Escritura y Transparencia (sobre el nuevo libro de Ana Arjona)
Igual que en su primer libro (Como puertas en los muros, Yaugurú 2018) , Ana María Arjona narra en “En el pretil del cielo” una historia que es la suya, mientras nos invita a recorrer un tiempo y un paisaje en el que fácilmente nos recordamos y reconocemos a nosotros mismos.
Hay una continuidad en la historia de los protagonistas: la de su incertidumbre, su fragilidad y la de su empeño humano y amoroso, que va del insilio al exilio.

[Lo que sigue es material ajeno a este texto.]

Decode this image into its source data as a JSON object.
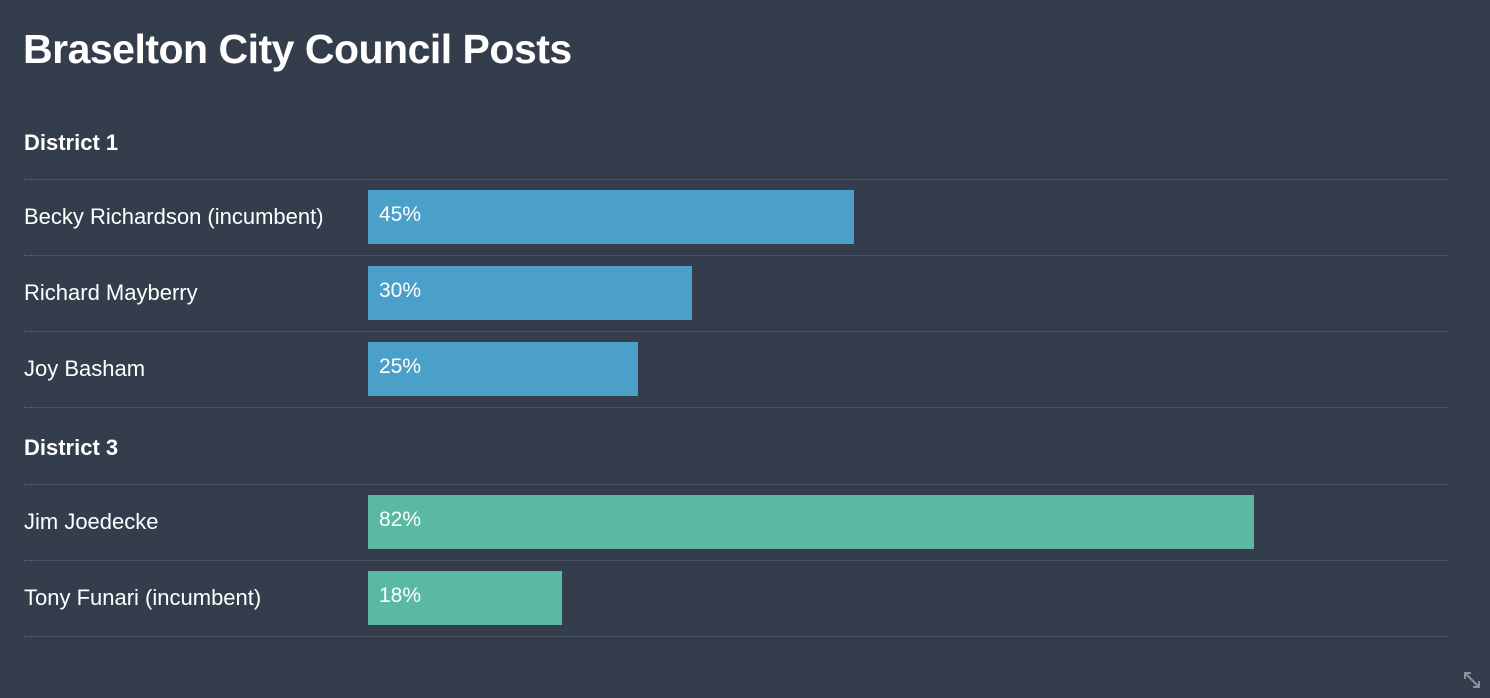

La historia comienza en el mismo lugar en el que había sido dejada: la partida de un avión. El tiempo queda así partido, la historia abre sus alas y se reinicia como hacen las historias de la gente común: rupturas, repeticiones, encuentros mas o menos fugaces, desencuentros mas o menos definitivos.
Ana Arjona nos propone en este nuevo libro un trabajo que es a la vez delicado y profundo alrededor de su memoria. La aguja del recuerdo hilvana los retazos y cose así el abrigo.
Ya en el prólogo se nos advierte que los recuerdos “permiten vivir dos veces” las cosas, como si no alcanzara con una y fuera necesario re-cordar, “hacer pasar” lo vivido por lugares adonde no solo actúa la memoria, encordarlos al orden de las emociones. Los capítulos del libro encadenan la historia a los lugares donde ocurre y también a la esperanza que tienen los protagonistas de llegar a un lugar futuro. Hay una memoria que es personal y familiar, a la vez que alude a la memoria de un tiempo, de un período social y político en el Uruguay y se sostiene entonces como parte de un ejercicio de memoria colectiva.
Lacan dice algo así como que “la memoria es aquello que no funciona”, subrayando que justamente por fallar, nos permite construir el relato, la novela de cada uno. En un artículo que leí en estos días, Irene Vallejo hace referencia a una posible “solución” tecnológica al asunto de la memoria a través de una especie de aplicación que permitiría registrar todo el curso de una vida haciendo, como una cámara personal, la captura continua de una vida entera. Esto permitiría, ante cualquier controversia, recurrir a un registro literal, objetivo y resolver de esa manera algunas desavenencias y controversias (especialmente frecuentes en la memoria de lo familiar) a través de una forma de memoria absolutamente incontrastable.
Sin embargo, dice Vallejo que disponer de un registro tan exhaustivo e inapelable no es sin algunos inconvenientes. Al mirarnos a través del ojo impasible de esa videocámara nos tocaría afrontar algunos descubrimientos inquietantes acerca de nosotros mismos, descubrir que casi nada ha ocurrido como lo recordamos y commprobar que casi siempre las cosas han sido un poco peores de lo que hemos guardado en la memoria.
Esto es por un lado similar a lo que mencionaba antes: una de las principales tareas de la memoria parece ser justamente la de filtrar, negar, sesgar y “elegir” qué olvidar… para suavizar la dureza del pasado y que podamos seguir adelante.
En la escritura de Ana Arjona la memoria alcanza una rara forma de transparencia. Me recuerda a la percepción que tenemos de los peces a través del agua en un estanque, o el jardín que observamos por medio de un crisal levemente alterado. Esta modulación que trae la escritura a lo vivido, trastoca las opacidades y las ilumina con una luz que viene desde adentro mismo de la mirada. Se transparentan así, quizás, bellezas y dolores un poco perdidos, traspapelados, transparentados en el cielo de los recuerdos.